Та ночь была для Марии самой тревожной в ее жизни. Она лежала без сна почти до рассвета. Конечно, ничего нельзя знать наверняка, и все же у нее почти не оставалось сомнений относительно этого пятна.
Часы темноты тянулись с болезненной медлительностью, а Мария металась в постели, обуреваемая страхом. Когда она наконец заснула тревожным сном, ей приснилась мать и огромное бушующее море, качавшее островок Спиналонгу, словно тот был гигантским кораблем. Наконец пришел рассвет, давший Марии некоторое облегчение. Она собиралась пораньше побежать к Фотини. Ее подруга к шести утра обычно уже бывала на ногах, мыла тарелки, оставшиеся с вечера, готовила еду для новых посетителей. Похоже, она работала больше, чем кто-либо другой в деревне, а это было нелегко в ее положении, потому что Фотини была уже на седьмом месяце беременности.
– Мария! Ты что тут делаешь в такую рань? – воскликнула Фотини. Но она уже поняла: у подруги что-то случилось. – Давай-ка выпьем кофе.
Она оставила работу, и подруги сели за большой кухонный стол.
– Что случилось? – спросила Фотини. – У тебя такой вид, словно ты ни минутки не спала.

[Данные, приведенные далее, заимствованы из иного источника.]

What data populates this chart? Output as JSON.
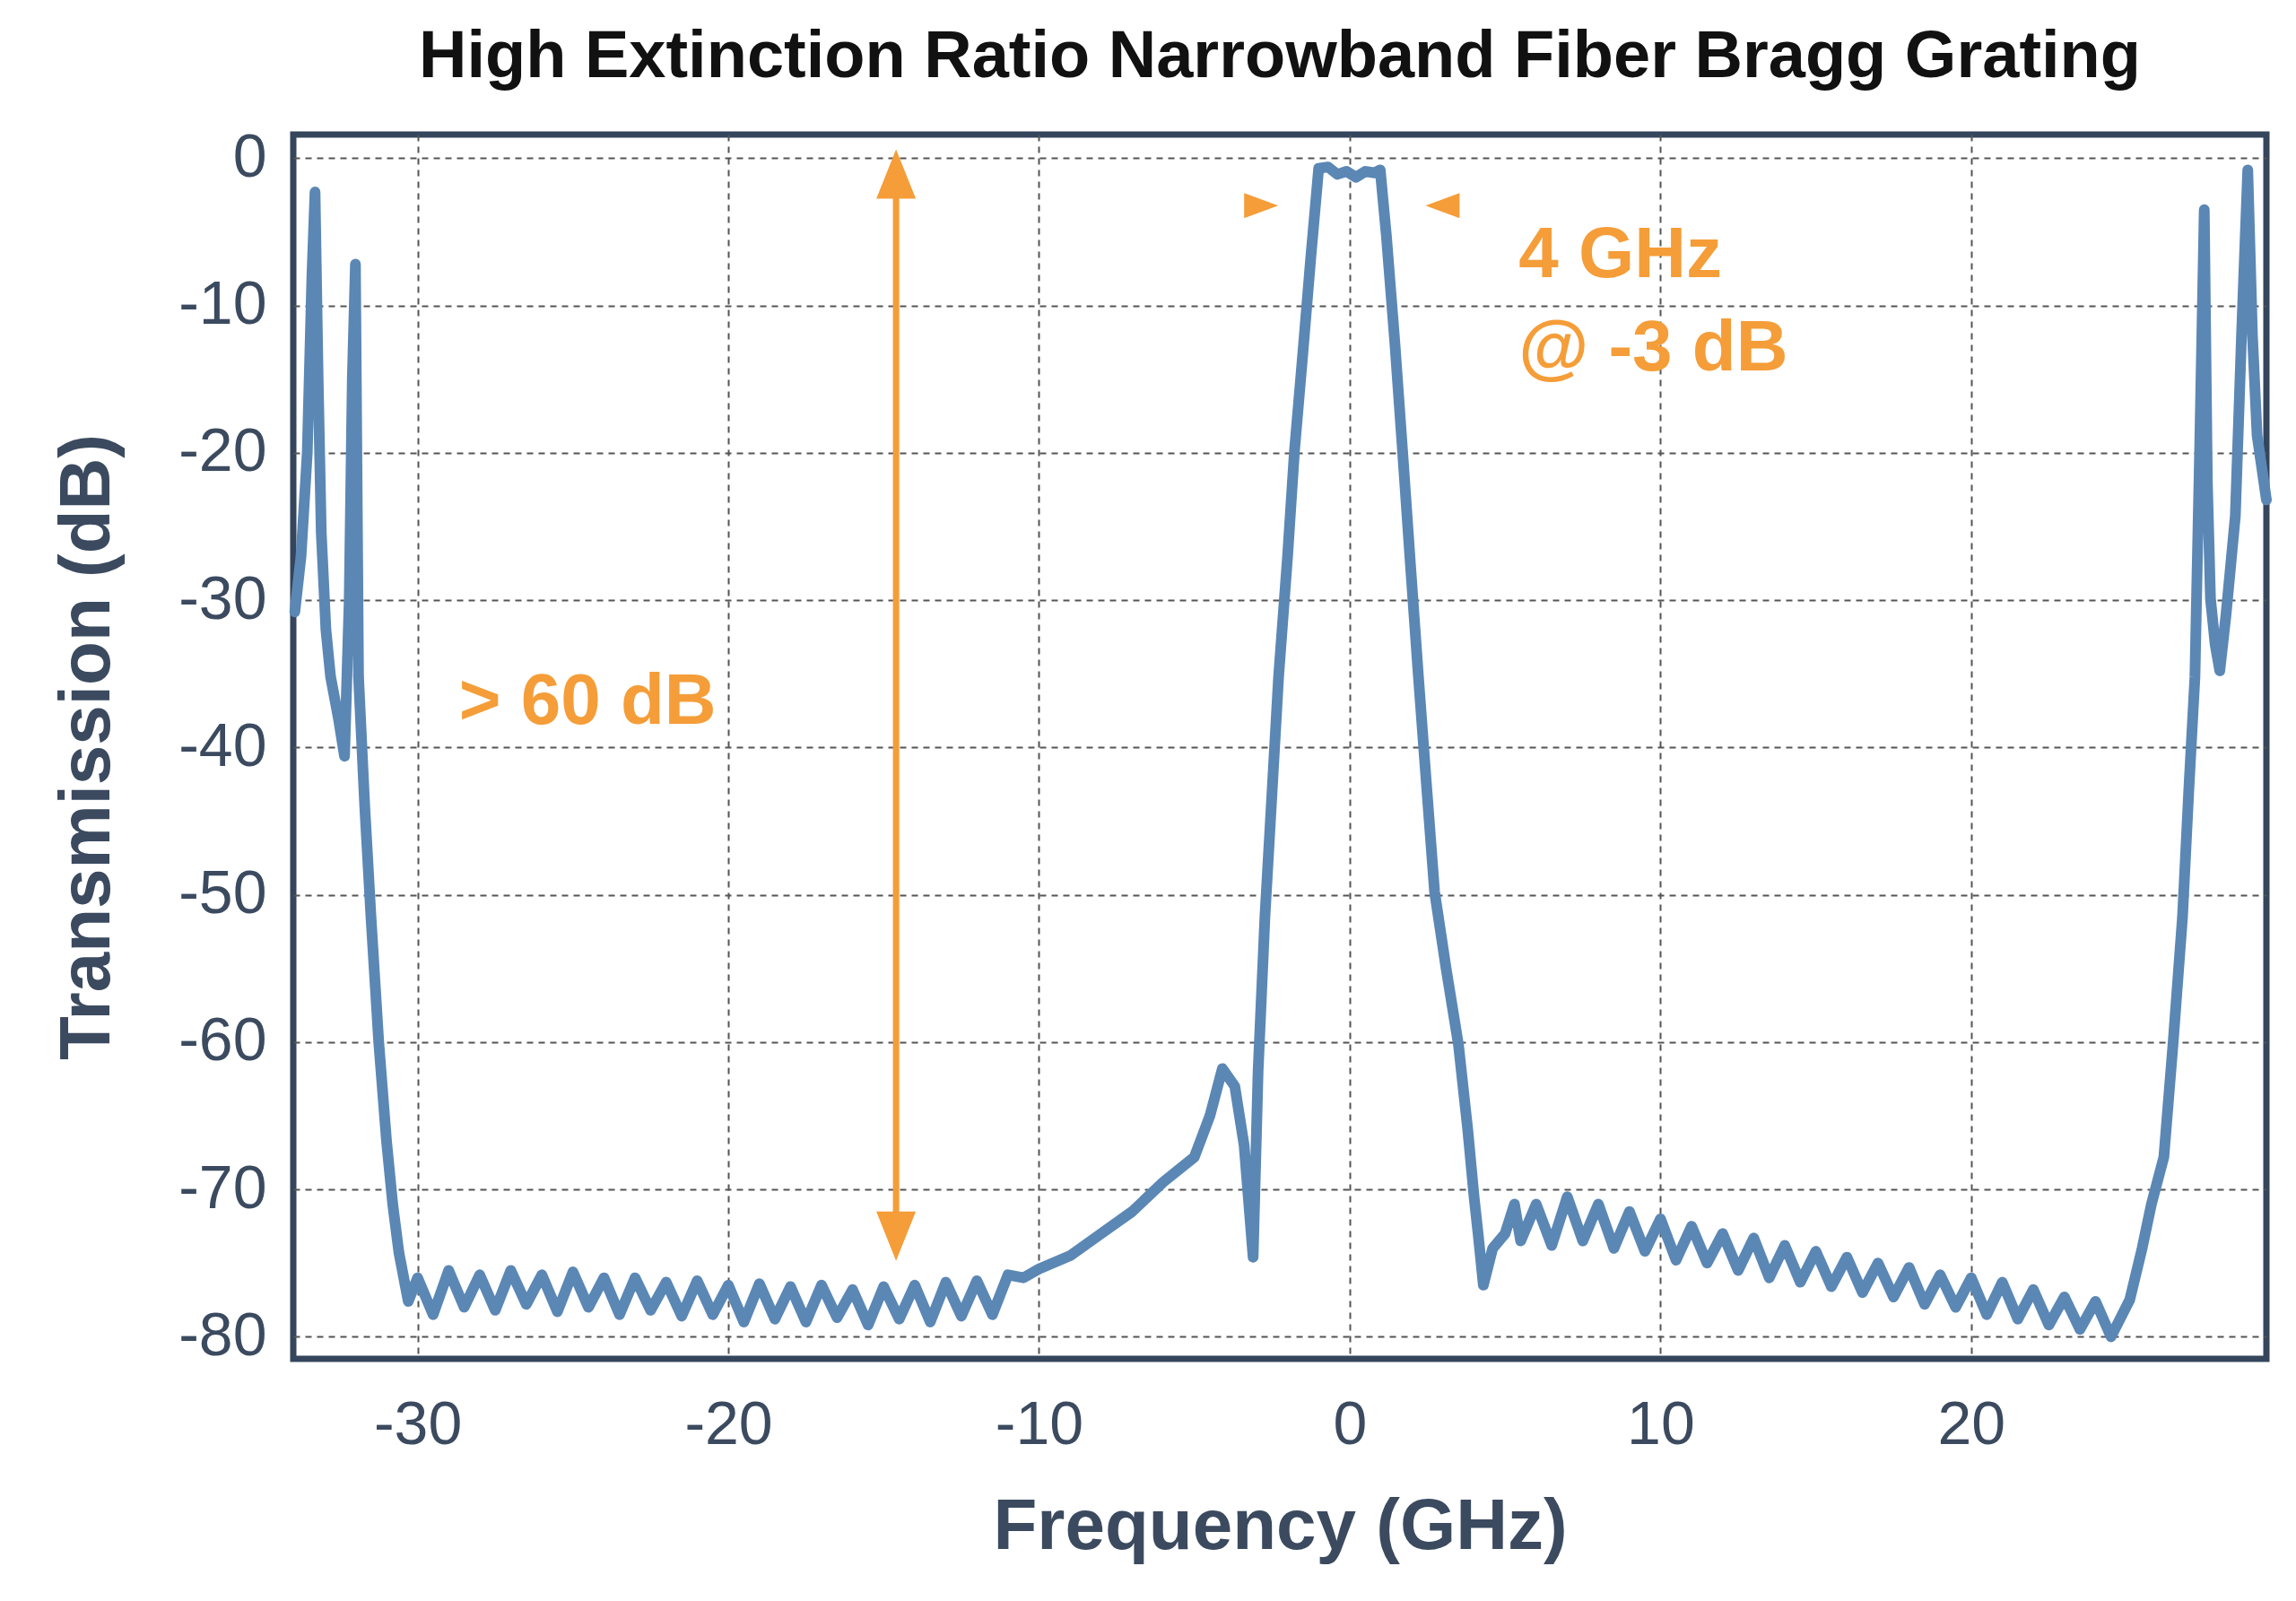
{
  "chart_data": {
    "type": "line",
    "title": "High Extinction Ratio Narrowband Fiber Bragg Grating",
    "xlabel": "Frequency (GHz)",
    "ylabel": "Transmission (dB)",
    "xlim": [
      -34,
      29.5
    ],
    "ylim": [
      -81.5,
      1.6
    ],
    "xticks": [
      -30,
      -20,
      -10,
      0,
      10,
      20
    ],
    "yticks": [
      0,
      -10,
      -20,
      -30,
      -40,
      -50,
      -60,
      -70,
      -80
    ],
    "grid": true,
    "legend": false,
    "marker": "none",
    "line_style": "solid",
    "annotations": [
      "> 60 dB",
      "4 GHz\n@ -3 dB"
    ],
    "series": [
      {
        "color": "#5b87b5",
        "x": [
          -33.95,
          -33.75,
          -33.55,
          -33.4,
          -33.3,
          -33.2,
          -33.1,
          -32.95,
          -32.8,
          -32.55,
          -32.35,
          -32.2,
          -32.1,
          -32.0,
          -31.9,
          -31.7,
          -31.5,
          -31.25,
          -31.0,
          -30.8,
          -30.6,
          -30.3,
          -30,
          -29.5,
          -29,
          -28.5,
          -28,
          -27.5,
          -27,
          -26.5,
          -26,
          -25.5,
          -25,
          -24.5,
          -24,
          -23.5,
          -23,
          -22.5,
          -22,
          -21.5,
          -21,
          -20.5,
          -20,
          -19.5,
          -19,
          -18.5,
          -18,
          -17.5,
          -17,
          -16.5,
          -16,
          -15.5,
          -15,
          -14.5,
          -14,
          -13.5,
          -13,
          -12.5,
          -12,
          -11.5,
          -11,
          -10.5,
          -10,
          -9,
          -8,
          -7,
          -6,
          -5,
          -4.5,
          -4.1,
          -3.7,
          -3.4,
          -3.11,
          -2.95,
          -2.73,
          -2.5,
          -2.29,
          -2.0,
          -1.78,
          -1.5,
          -1.26,
          -1.0,
          -0.7,
          -0.4,
          -0.1,
          0.2,
          0.5,
          0.8,
          0.98,
          1.18,
          1.45,
          1.7,
          1.95,
          2.21,
          2.45,
          2.73,
          3.1,
          3.5,
          3.8,
          4.0,
          4.14,
          4.3,
          4.6,
          5.0,
          5.3,
          5.5,
          6,
          6.5,
          7,
          7.5,
          8,
          8.5,
          9,
          9.5,
          10,
          10.5,
          11,
          11.5,
          12,
          12.5,
          13,
          13.5,
          14,
          14.5,
          15,
          15.5,
          16,
          16.5,
          17,
          17.5,
          18,
          18.5,
          19,
          19.5,
          20,
          20.5,
          21,
          21.5,
          22,
          22.5,
          23,
          23.5,
          24,
          24.5,
          25.1,
          25.5,
          25.8,
          26.2,
          26.5,
          26.8,
          27.0,
          27.2,
          27.35,
          27.5,
          27.6,
          27.7,
          27.85,
          28.0,
          28.2,
          28.5,
          28.7,
          28.9,
          29.05,
          29.2,
          29.35,
          29.5
        ],
        "values": [
          -30.8,
          -27,
          -20,
          -8,
          -2.3,
          -15,
          -25.4,
          -32,
          -35.2,
          -38,
          -40.6,
          -30,
          -15,
          -7.2,
          -35.2,
          -44,
          -51.5,
          -60,
          -66.7,
          -71,
          -74.3,
          -77.6,
          -76,
          -78.5,
          -75.5,
          -78,
          -75.8,
          -78.2,
          -75.5,
          -77.8,
          -75.8,
          -78.3,
          -75.6,
          -78,
          -76,
          -78.5,
          -76,
          -78.2,
          -76.3,
          -78.6,
          -76.2,
          -78.5,
          -76.5,
          -79,
          -76.4,
          -78.8,
          -76.6,
          -79,
          -76.5,
          -78.7,
          -76.8,
          -79.2,
          -76.6,
          -78.8,
          -76.5,
          -79,
          -76.3,
          -78.6,
          -76.2,
          -78.5,
          -75.8,
          -76,
          -75.4,
          -74.5,
          -73,
          -71.5,
          -69.5,
          -67.8,
          -65,
          -61.8,
          -63,
          -67,
          -74.6,
          -62,
          -51.5,
          -43,
          -35.2,
          -27,
          -19.9,
          -13,
          -6.9,
          -0.7,
          -0.6,
          -1.1,
          -0.9,
          -1.3,
          -0.9,
          -1.0,
          -0.8,
          -5.3,
          -12.5,
          -19.9,
          -27.5,
          -35.2,
          -42,
          -49.8,
          -55,
          -60.2,
          -66,
          -70.5,
          -73.2,
          -76.5,
          -74,
          -73,
          -71,
          -73.5,
          -71,
          -73.8,
          -70.5,
          -73.5,
          -71,
          -74,
          -71.5,
          -74.2,
          -72,
          -74.8,
          -72.5,
          -75,
          -73,
          -75.5,
          -73.3,
          -76,
          -73.8,
          -76.3,
          -74.2,
          -76.6,
          -74.6,
          -77,
          -75,
          -77.3,
          -75.3,
          -77.8,
          -75.8,
          -78,
          -76,
          -78.5,
          -76.3,
          -78.8,
          -76.8,
          -79.2,
          -77.3,
          -79.5,
          -77.6,
          -80,
          -77.5,
          -74,
          -71,
          -67.8,
          -60,
          -51.5,
          -43,
          -35.2,
          -20,
          -3.5,
          -22,
          -29.9,
          -33,
          -34.8,
          -31,
          -24.3,
          -12,
          -0.8,
          -12,
          -18.8,
          -21,
          -23.2
        ]
      }
    ]
  }
}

Ты нервничаешь из-за свадьбы или тут что-то другое?
Мария посмотрела на Фотини, тени под ее глазами были такими же темными, как нетронутый кофе в чашке. Глаза девушки наполнились слезами.

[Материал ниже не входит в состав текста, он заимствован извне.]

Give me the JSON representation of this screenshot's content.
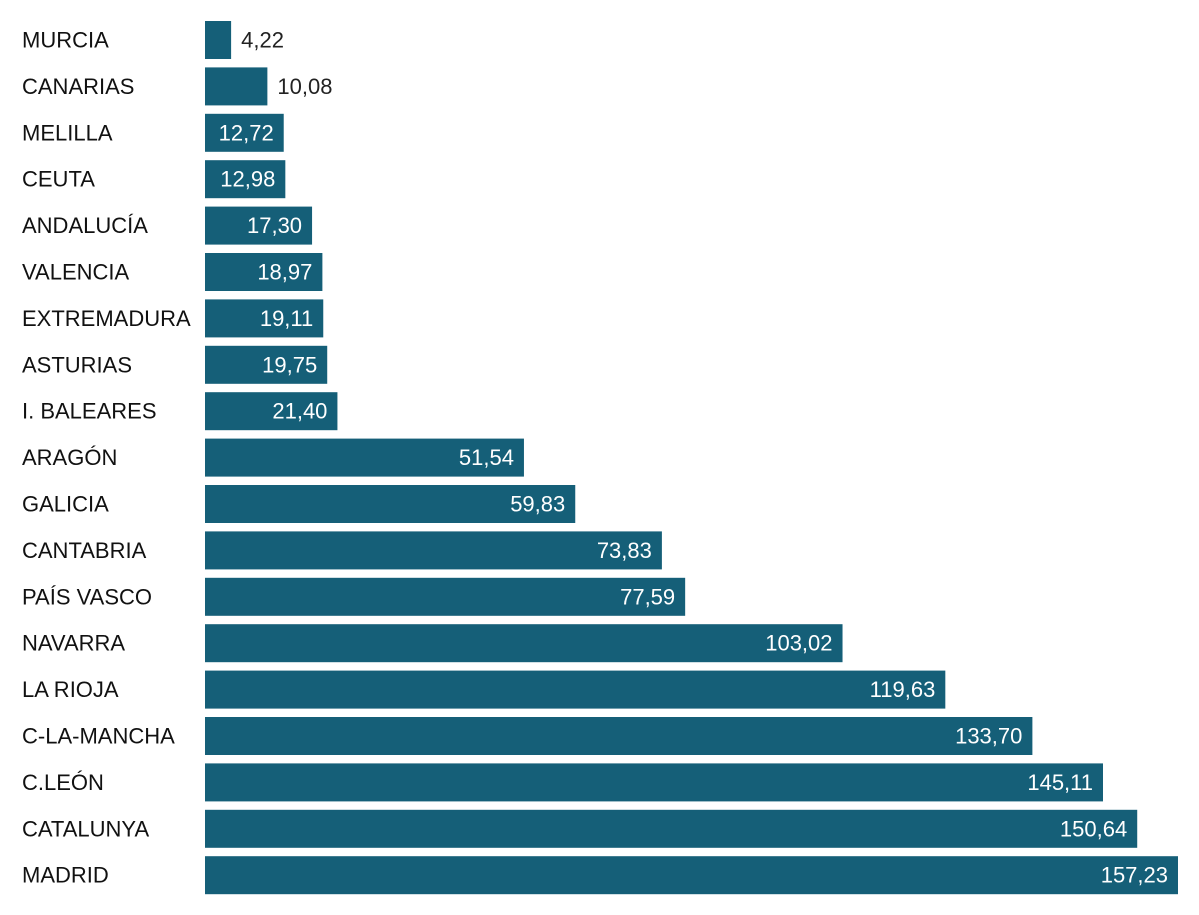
{
  "chart_data": {
    "type": "bar",
    "orientation": "horizontal",
    "title": "",
    "xlabel": "",
    "ylabel": "",
    "xlim": [
      0,
      157.23
    ],
    "grid": false,
    "legend": "none",
    "bar_color": "#155f78",
    "label_inside_color": "#ffffff",
    "label_outside_color": "#222222",
    "categories": [
      "MURCIA",
      "CANARIAS",
      "MELILLA",
      "CEUTA",
      "ANDALUCÍA",
      "VALENCIA",
      "EXTREMADURA",
      "ASTURIAS",
      "I. BALEARES",
      "ARAGÓN",
      "GALICIA",
      "CANTABRIA",
      "PAÍS VASCO",
      "NAVARRA",
      "LA RIOJA",
      "C-LA-MANCHA",
      "C.LEÓN",
      "CATALUNYA",
      "MADRID"
    ],
    "values": [
      4.22,
      10.08,
      12.72,
      12.98,
      17.3,
      18.97,
      19.11,
      19.75,
      21.4,
      51.54,
      59.83,
      73.83,
      77.59,
      103.02,
      119.63,
      133.7,
      145.11,
      150.64,
      157.23
    ],
    "value_labels": [
      "4,22",
      "10,08",
      "12,72",
      "12,98",
      "17,30",
      "18,97",
      "19,11",
      "19,75",
      "21,40",
      "51,54",
      "59,83",
      "73,83",
      "77,59",
      "103,02",
      "119,63",
      "133,70",
      "145,11",
      "150,64",
      "157,23"
    ]
  }
}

– Мария, что случилось? – Фотини потянулась к подруге, накрыла ее руку ладонью. – Ты должна мне сказать!
– Вот что, – ответила Мария. Она встала и поставила ногу на стул, показывая на побледневший участок сухой кожи. – Ты это видишь?
Фотини наклонилась вперед, всматриваясь. Теперь она поняла, почему ее подруга была так встревожена этим утром. Из листовок, регулярно распространявшихся в Плаке, все вокруг знали, как выглядят первые признаки лепры, и это действительно было очень похоже на один из них.
– Что мне делать? – тихо произнесла Мария, и слезы покатились по ее щекам. – Я не знаю, что мне делать.
Фотини сохраняла спокойствие.
– Для начала ты не должна никому говорить об этом. Это может ничего не значить, а ты ведь не хочешь, чтобы люди сделали поспешные выводы, в особенности семья Вандулакис. Ты должна провериться по-настоящему. Твой отец ведь каждый день возит того доктора на остров и обратно, верно? Почему бы тебе не попросить его взглянуть?
Ознакомительная версия.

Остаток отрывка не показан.